Ditrian tersenyum melihat Fiona yang tertidur di atas tumpukan buku. Dia tidak yakin Fiona akan memperoleh Mana yang cukup dalam waktu singkat tapi perempuan itu seakan tidak mau menyerah.
"Fiona..." Ditrian akhirnya mencoba membangunkan istrinya.
Namun, Fiona tidak bangun. Jadi lelaki menggendong istrinya untuk kembali ke kamar mereka.
Kali ini Ditrian tidak memakai sihirnya, dia berjalan manual untuk menikmati momennya seperti ini.

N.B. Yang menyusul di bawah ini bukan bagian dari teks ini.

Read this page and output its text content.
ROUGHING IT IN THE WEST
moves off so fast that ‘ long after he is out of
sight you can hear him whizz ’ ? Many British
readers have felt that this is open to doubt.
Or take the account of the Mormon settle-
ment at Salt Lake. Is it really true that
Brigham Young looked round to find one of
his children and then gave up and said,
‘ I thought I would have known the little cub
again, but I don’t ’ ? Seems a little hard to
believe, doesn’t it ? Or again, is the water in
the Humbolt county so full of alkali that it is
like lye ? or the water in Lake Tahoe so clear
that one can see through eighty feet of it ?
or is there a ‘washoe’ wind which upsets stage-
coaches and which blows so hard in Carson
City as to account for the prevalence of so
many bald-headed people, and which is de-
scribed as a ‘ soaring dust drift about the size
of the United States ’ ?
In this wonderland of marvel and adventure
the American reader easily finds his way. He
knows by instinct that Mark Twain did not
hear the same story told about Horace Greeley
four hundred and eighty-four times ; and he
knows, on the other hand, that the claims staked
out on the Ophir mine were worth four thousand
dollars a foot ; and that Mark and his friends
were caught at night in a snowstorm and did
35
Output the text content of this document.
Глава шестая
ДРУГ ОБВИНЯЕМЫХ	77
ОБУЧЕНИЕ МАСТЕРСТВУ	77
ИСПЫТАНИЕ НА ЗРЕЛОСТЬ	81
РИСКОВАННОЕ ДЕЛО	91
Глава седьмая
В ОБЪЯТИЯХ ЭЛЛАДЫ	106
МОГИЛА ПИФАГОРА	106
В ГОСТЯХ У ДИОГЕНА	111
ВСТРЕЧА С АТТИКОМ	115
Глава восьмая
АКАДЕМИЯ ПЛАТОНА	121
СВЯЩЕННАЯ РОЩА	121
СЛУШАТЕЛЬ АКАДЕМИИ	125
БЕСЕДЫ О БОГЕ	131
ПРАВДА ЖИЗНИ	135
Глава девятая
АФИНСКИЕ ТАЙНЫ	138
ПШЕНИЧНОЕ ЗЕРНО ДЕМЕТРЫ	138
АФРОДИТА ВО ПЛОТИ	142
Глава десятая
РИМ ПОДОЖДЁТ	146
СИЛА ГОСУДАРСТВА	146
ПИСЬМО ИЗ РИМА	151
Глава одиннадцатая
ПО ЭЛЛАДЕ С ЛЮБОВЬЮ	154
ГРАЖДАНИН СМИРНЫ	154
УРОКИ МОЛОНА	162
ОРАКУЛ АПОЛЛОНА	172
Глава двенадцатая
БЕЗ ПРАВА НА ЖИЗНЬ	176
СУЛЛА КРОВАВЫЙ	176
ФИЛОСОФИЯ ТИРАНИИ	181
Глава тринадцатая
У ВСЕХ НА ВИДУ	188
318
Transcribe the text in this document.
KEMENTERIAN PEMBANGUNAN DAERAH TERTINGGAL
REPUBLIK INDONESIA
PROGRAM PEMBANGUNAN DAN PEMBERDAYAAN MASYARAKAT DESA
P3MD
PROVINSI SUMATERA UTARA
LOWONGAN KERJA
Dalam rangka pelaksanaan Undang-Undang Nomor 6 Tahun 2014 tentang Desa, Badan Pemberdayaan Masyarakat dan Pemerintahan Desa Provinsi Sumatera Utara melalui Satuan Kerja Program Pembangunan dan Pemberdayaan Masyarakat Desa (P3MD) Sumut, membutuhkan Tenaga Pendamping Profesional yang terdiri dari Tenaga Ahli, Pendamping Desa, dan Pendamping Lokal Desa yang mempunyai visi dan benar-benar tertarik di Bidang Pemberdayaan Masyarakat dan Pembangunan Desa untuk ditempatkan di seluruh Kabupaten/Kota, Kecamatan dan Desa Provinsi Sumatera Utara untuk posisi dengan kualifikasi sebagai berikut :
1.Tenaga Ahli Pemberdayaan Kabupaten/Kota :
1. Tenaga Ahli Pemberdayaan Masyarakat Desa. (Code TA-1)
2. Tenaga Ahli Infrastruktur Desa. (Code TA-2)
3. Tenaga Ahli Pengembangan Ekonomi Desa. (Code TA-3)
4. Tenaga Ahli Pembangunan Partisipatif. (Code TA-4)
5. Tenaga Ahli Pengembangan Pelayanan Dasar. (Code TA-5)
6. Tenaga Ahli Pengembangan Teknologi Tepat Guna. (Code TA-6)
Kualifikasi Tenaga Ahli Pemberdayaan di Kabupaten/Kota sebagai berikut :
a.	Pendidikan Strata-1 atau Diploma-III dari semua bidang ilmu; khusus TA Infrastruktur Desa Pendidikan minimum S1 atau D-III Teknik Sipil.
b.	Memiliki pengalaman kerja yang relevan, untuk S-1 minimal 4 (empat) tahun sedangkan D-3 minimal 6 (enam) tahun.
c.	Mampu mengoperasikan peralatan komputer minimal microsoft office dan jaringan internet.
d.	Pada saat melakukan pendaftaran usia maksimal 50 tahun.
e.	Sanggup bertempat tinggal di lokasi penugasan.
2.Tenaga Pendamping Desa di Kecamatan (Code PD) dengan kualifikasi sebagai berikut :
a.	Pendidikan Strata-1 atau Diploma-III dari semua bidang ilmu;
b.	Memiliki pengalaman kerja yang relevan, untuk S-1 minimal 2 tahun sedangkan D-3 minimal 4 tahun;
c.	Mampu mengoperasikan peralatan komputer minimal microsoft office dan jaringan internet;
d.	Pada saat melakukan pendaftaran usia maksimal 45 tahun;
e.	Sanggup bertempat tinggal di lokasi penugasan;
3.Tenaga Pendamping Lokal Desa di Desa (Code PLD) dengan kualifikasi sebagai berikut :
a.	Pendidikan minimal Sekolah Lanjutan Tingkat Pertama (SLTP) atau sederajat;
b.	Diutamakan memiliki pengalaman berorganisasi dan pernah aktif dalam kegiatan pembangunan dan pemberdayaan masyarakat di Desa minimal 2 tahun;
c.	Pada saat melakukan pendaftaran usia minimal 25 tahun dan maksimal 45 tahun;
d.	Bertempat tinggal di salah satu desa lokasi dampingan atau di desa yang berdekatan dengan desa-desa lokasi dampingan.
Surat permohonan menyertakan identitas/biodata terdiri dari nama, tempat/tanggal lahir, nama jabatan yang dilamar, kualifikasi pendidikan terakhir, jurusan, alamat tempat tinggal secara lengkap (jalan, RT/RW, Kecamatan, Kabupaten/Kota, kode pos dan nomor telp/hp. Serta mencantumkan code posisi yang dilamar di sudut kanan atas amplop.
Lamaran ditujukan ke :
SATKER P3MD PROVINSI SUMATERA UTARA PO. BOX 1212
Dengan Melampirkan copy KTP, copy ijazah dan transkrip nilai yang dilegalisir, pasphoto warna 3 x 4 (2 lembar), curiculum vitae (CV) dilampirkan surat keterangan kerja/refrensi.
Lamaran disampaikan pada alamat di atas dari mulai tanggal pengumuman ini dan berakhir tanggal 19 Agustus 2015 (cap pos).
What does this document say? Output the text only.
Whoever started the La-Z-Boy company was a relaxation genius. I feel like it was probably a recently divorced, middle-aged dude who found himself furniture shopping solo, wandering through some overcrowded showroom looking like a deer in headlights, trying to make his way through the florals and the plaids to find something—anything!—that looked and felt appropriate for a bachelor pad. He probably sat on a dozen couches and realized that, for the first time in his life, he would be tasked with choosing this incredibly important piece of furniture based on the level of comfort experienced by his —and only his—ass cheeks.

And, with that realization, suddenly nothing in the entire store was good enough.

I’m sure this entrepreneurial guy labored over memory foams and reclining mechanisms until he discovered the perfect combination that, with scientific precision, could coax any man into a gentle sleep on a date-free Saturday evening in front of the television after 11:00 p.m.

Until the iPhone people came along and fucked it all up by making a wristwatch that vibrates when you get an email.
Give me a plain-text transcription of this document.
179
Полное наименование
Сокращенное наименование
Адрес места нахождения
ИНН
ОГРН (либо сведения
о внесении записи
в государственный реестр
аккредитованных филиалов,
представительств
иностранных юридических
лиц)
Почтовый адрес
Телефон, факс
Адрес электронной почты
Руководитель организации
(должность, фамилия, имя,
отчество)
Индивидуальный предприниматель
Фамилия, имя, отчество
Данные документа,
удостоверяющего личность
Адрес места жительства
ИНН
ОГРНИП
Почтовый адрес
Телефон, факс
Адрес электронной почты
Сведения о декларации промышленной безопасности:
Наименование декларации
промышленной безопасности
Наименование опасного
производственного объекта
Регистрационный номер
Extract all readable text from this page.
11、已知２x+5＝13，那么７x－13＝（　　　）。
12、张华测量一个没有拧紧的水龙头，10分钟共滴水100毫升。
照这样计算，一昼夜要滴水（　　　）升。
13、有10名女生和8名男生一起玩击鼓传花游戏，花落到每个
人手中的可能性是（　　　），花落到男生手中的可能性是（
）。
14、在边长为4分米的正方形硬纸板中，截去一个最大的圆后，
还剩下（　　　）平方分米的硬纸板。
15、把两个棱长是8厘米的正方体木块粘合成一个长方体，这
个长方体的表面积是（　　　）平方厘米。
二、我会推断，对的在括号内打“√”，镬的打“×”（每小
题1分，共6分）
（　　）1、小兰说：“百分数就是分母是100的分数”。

Sepertinya, dia harus membawa Fiona sesekali menginap di mansion mertuanya. Mungkin dengan begitu banyak yang akan menghibur istrinya.
Di saat seperti ini, Fiona butuh banyak dukungan.
"Sayang..." Fiona terbangun ketika Ditrian merebahkannya ke kasur.
"Padahal aku sudah sehati-hati mungkin," ucap Ditrian. Walaupun begitu, Ditrian tetap menarik selimut sampai menutupi tubuh Fiona dan menyisakan kepalanya saja. "Lanjutkan tidurnya, udara semakin dingin!"
"Peluk..." pinta Fiona dengan manja.
Ditrian tidak kuasa menolak, dia ikut membaringkan diri dan memeluk istrinya.
"Ini nyaman," ucap Fiona yang menikmati pelukan suaminya.
Mendengar itu, Ditrian memperbaiki posisi tubuhnya supaya enak dipeluk.
"Bagaimana kalau sekarang?" tanya Ditrian.
"Kalau kau bergerak terus, aku jadi ingin memakanmu," sahut Fiona mesum.
Walau Ditrian ingin memakan istrinya juga, dia akan menahan diri. Jadi, Ditrian tidak akan menanggapi Fiona supaya dia tidak terpancing.
"Apa sekarang suamiku jadi batu?" tanya Fiona karena tidak ada respon.
Ditrian justru meninggalkan Fiona tidur.
...***...
Hari berikutnya, Fiona masih terus belajar sihir dan lebih serius membaca bukunya. Tapi, sekuat-kuatnya Fiona, janinnya terus menggerogoti energinya.
"Lapar?"
Tiba-tiba Lily dan Lila mendatangi kakak iparnya, mereka membawa beberapa menu makanan dan segelas susu.
Saat tangan Fiona meraih gelas susu, Lily dan Lila saling pandang satu sama lain karena tangan kakak iparnya itu semakin kurus.
"Kenapa?" tanya Fiona.
"Tidak apa-apa hanya saja, kami mencemaskanmu, kakak ipar," jawab Lily. Dia jadi menyesal waktu itu jahat pada Fiona, sekarang dia sadar jika Fiona mempunyai hati yang tulus.
Lila mengangguk karena merasakan hal yang sama.
Kemudian mereka berjalan-jalan mencari udara segar.
Mereka berhenti di pohon oak dan Fiona penasaran apa dia masih bisa melihat bangsa peri. Kalau dia bisa melihatnya, akankah garis kematian mengikutinya lagi?
Tak lama peri-peri kecil terbang mengelilingi Fiona, mereka terlihat gembira dan berputar-putar di perut perempuan itu.
"Bayinya laki-laki," ucap mereka.
Lily dan Lila tampak mengembangkan senyum mereka. " Seorang pangeran!"
Hati Fiona semakin tidak karuan, dia harus mempertahankan bayinya. Ditrian pasti akan bahagia kalau dia melahirkan seorang pangeran.
"Aku akan pergi menemui suamiku," pamit Fiona.
Perempuan itu pergi ke kastil sihir di mana Ditrian berada.
Nafas Fiona sedikit terengah-engah, dia tidak sabar memberitahu suaminya.
Namun, saat sampai Fiona justru dikejutkan oleh sesuatu. Dia melihat Ditrian tengah berbincang dengan dokter yang menanganinya dan dokter itu memberikan botol obat pada Ditrian.
"Ini pesanan anda," ucapnya.
Ditrian menerima itu dengan wajah sulit diartikan. "Tidak ada efeknya, 'kan?"
"Tidak ada, Nyonya tidak akan menyadarinya jika itu berasal dari obat ini," jelas dokter itu.
Fiona menutup mulutnya dengan kedua tangannya, dia berpikir jika Ditrian akan tetap menggugurkan kandungannya dan suaminya akan melakukannya diam-diam.
"Aku tidak mau," ucap Fiona yang akhirnya berlari kembali ke kamarnya.
Hari itu juga Fiona menghubungi Erik supaya ayahnya itu menjemputnya dan membawa Fiona pergi dari Esperland.